MAHKEMESİ :Asliye Hukuk Mahkemesi
Taraflar arasındaki muvazaa nedeniyle iptal davasının yapılan yargılaması sonunda; kararda yazılı nedenlerden dolayı davanın reddine dair verilen hükmün süresi içinde davacı vekili tarafından temyiz edilmesi üzerine dosya incelendi gereği düşünüldü:
-K A R A R-
Davacı alacaklı vekili, borçlular Hakan hakkında takip başlatıldığını,borçlunun alacağı karşılayacak mal varlığı bulunmadığı ve haklarındaki takipleri sonuçsuz bırakmak için dava konusu taşınmazlardaki hisselerini amcalarının oğlu davalı ..."ya devrettiğinden, bu devire ilişkin tasarrufun iptaline verilmesini istemiştir.
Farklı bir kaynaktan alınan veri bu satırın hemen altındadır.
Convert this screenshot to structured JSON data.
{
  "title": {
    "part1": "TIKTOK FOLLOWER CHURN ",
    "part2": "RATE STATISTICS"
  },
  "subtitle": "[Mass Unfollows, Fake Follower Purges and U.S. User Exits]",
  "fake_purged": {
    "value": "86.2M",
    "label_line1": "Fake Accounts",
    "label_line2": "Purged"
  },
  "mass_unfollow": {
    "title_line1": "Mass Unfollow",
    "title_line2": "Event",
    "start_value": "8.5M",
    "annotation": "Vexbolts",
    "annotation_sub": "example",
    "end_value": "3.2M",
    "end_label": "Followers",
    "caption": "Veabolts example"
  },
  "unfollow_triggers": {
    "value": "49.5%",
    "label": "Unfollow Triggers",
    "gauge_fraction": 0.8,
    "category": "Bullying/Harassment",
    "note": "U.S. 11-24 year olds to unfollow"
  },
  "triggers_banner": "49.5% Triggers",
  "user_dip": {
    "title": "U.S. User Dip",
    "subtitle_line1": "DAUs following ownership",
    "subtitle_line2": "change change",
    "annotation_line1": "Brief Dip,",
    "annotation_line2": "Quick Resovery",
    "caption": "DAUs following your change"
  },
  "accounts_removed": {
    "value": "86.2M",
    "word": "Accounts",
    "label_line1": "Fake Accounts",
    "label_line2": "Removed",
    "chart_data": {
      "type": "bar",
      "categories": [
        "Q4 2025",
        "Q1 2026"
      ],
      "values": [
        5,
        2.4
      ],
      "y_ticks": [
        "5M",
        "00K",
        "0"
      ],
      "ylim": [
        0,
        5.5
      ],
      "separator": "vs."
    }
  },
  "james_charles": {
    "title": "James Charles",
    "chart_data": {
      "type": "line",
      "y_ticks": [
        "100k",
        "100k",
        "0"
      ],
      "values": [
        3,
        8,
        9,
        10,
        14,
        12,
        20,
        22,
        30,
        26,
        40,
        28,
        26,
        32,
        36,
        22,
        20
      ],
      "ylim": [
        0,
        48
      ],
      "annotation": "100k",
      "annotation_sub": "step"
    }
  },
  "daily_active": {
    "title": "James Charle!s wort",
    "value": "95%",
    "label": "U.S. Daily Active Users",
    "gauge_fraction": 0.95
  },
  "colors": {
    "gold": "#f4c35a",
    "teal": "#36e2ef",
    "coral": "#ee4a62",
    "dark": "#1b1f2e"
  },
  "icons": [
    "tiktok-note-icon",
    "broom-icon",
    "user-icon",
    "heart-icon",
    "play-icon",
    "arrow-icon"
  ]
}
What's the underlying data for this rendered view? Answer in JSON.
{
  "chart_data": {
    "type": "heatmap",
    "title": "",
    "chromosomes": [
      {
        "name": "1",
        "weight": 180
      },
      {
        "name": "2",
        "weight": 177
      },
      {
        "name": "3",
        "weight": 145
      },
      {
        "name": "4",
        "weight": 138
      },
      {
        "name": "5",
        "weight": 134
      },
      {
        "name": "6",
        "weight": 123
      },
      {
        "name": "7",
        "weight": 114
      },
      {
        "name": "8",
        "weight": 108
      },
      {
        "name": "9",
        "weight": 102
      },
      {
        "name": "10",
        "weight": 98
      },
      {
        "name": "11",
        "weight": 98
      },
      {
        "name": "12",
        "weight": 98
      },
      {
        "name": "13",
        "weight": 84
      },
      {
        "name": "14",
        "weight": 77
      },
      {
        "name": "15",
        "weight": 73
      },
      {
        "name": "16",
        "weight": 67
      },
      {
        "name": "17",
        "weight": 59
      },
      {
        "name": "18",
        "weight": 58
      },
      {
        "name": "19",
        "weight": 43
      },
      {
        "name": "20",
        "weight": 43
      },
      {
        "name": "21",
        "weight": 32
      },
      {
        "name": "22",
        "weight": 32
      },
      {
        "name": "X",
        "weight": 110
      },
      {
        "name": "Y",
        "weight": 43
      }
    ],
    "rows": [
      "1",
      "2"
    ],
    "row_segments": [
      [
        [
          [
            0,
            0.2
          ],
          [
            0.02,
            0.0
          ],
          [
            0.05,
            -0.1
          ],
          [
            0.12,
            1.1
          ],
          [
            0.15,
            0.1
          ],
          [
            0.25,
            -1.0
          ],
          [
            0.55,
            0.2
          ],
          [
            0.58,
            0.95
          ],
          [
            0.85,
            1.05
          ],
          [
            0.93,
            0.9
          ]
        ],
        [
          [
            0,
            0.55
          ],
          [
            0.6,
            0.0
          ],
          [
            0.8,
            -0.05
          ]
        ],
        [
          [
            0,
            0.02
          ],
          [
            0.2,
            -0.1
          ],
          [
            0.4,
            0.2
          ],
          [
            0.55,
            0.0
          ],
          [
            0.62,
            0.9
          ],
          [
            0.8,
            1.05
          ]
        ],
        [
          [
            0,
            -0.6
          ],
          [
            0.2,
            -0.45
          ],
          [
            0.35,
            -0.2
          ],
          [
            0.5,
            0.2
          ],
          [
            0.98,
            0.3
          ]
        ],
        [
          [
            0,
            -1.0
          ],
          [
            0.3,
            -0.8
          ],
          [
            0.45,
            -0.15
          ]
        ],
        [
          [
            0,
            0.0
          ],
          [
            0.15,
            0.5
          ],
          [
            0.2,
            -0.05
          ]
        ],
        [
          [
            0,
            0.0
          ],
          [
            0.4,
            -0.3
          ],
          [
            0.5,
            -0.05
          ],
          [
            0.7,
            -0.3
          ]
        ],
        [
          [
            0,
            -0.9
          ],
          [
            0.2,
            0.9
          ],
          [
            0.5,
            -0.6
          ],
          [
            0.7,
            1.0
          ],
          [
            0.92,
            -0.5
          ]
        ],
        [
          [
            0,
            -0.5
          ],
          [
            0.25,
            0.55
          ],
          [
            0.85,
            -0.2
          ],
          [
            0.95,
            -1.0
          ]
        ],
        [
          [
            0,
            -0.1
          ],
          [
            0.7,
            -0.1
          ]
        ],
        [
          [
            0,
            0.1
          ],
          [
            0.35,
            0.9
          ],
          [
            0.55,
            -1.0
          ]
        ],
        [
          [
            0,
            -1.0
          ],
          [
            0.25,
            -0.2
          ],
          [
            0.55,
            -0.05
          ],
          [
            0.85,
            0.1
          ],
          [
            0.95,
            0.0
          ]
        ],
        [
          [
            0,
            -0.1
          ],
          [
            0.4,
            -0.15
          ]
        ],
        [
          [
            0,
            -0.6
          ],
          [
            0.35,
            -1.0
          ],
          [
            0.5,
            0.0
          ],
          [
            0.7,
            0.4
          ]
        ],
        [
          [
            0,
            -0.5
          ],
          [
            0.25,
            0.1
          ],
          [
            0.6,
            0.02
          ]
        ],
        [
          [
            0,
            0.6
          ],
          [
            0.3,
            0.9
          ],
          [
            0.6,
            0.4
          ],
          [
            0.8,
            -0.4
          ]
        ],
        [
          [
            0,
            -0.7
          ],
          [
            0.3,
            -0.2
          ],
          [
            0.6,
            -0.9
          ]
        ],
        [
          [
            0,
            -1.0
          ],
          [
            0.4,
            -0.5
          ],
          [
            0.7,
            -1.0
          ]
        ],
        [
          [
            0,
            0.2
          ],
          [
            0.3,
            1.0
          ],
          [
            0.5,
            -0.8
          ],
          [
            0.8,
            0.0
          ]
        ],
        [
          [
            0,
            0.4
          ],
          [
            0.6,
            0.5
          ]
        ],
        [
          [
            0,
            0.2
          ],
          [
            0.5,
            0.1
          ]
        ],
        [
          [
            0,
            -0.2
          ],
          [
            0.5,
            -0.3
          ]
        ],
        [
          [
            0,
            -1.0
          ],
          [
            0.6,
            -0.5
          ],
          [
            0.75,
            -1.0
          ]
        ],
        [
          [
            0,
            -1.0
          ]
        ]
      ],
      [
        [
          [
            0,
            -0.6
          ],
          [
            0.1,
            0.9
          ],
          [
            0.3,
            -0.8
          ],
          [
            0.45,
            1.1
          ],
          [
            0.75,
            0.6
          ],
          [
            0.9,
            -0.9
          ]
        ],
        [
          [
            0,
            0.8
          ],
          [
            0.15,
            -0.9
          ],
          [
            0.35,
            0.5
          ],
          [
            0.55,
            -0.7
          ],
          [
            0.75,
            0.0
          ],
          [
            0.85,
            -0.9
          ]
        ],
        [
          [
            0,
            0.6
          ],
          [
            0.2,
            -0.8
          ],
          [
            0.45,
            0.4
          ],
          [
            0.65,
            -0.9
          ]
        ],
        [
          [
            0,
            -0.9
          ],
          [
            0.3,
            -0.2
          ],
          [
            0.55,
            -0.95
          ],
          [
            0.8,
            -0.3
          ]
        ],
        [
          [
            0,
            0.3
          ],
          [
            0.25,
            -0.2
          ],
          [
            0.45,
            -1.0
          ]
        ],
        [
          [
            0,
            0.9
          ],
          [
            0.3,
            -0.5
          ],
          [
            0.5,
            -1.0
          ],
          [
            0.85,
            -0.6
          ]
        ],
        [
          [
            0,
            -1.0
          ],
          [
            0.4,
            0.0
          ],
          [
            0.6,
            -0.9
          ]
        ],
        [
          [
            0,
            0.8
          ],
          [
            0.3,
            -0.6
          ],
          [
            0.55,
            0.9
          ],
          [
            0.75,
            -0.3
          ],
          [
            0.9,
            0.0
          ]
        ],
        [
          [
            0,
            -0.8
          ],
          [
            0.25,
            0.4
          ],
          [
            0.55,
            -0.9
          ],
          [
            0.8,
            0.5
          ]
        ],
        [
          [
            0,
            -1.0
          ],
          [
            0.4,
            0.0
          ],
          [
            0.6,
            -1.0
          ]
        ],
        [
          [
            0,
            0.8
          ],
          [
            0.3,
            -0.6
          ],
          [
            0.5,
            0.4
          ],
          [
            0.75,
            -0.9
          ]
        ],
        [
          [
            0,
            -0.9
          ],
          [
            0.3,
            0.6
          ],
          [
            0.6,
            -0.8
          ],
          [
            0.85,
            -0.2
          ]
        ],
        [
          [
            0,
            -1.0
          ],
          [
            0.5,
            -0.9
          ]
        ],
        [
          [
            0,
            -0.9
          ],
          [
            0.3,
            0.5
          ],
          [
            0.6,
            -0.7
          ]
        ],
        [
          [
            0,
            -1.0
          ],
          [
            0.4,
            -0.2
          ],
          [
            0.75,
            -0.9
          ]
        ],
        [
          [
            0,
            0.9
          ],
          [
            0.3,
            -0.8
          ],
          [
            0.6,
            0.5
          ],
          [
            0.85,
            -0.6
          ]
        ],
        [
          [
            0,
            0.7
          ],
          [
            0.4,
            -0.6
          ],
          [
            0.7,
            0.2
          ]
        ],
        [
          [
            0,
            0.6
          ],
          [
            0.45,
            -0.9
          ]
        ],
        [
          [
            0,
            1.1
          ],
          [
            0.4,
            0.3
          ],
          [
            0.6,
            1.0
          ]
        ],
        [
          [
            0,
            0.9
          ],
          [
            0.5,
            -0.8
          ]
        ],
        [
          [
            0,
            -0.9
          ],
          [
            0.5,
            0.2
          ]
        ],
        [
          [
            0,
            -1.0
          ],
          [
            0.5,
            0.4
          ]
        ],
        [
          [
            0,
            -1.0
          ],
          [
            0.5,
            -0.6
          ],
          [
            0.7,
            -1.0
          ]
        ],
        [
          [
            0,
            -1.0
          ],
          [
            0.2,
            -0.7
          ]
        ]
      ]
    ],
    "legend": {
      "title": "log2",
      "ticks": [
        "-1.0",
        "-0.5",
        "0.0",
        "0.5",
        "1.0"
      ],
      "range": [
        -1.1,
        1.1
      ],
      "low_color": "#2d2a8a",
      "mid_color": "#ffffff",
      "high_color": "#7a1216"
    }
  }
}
Davalı ... vekili, davanın hakdüşürücü sürede açılmadığından davanın reddi gerektiğini savunmuştur. Davalı ...,duruşmalara katılmamış ve cevap dilekçesi sunmamıştır. Mahkemece, dava konusu tasarrufların 20.10.2006 ve 13.11.2006 tarihlerinde yapıldığı davanın ise 26.06.2013 tarihinde açıldığı, İİK"nun 284.maddesindeki 5 yıllık süre geçtiğinden bahisle reddine verilmiş; hüküm, davacı vekili tarafından temyiz edilmiştir. Dava, Borçlar Kanunu"nun 19. maddesinde düzenlenen dava konusu işlemin danışıklı (muvazaalı) yapıldığı iddiasına dayalı tasarrufun iptali istemine ilişkindir. Olayların hukuksal açıdan değerlendirilmesi ve nitelendirilmesi hakime aittir. Bir uyuşmazlıkta maddi olayın taraflarca yanlış nitelendirilmesi kendilerini ve hakimi bağlamaz hakim tarafların ileri sürdükleri maddi olay ve netice talepleri ile bağlı olup onların hukuki nitelendirmesi ile bağlı değildir. Davacı vekili, dava dilekçesinde davalılar arasında yapılan danışıklı satış işleminin iptalini istemiştir. Davacının kendisinin alacağını akim bırakan bir işleme karşı, BK 19.(eski 18.) maddeye dayalı olarak dava açabileceği gibi şartlarının mevcut olması halinde İİK. 277 vd maddelerine göretasarrufun iptali davası açması da mümkündür. Davacının BK 19. maddeye dayalı iptal yolunu seçtiği dava dilekçesinde ve daha sonraki açıklamalardan anlaşılmaktadır. Bu açık izah karşısında davacının talebi doğrultusunda inceleme ve araştırma yapılmasına giderek BK 19. maddeye göre yargılamaya devam edilerek bir verilmesi yerine yazılı şekilde davacının İİK 277 vd kapsamında bir dava açtığı kabul edilerek hüküm tesisi usul ve yasaya aykırıdır. SONUÇ: Yukarıda açıklanan nedenlerle davacı vekilinin temyiz itirazlarının kabulü ile hükmün BOZULMASINA, peşin alınan harcın istek halinde temyiz eden davacıya geri verilmesine 22.03.2016 tarihinde oybirliği ile verildi.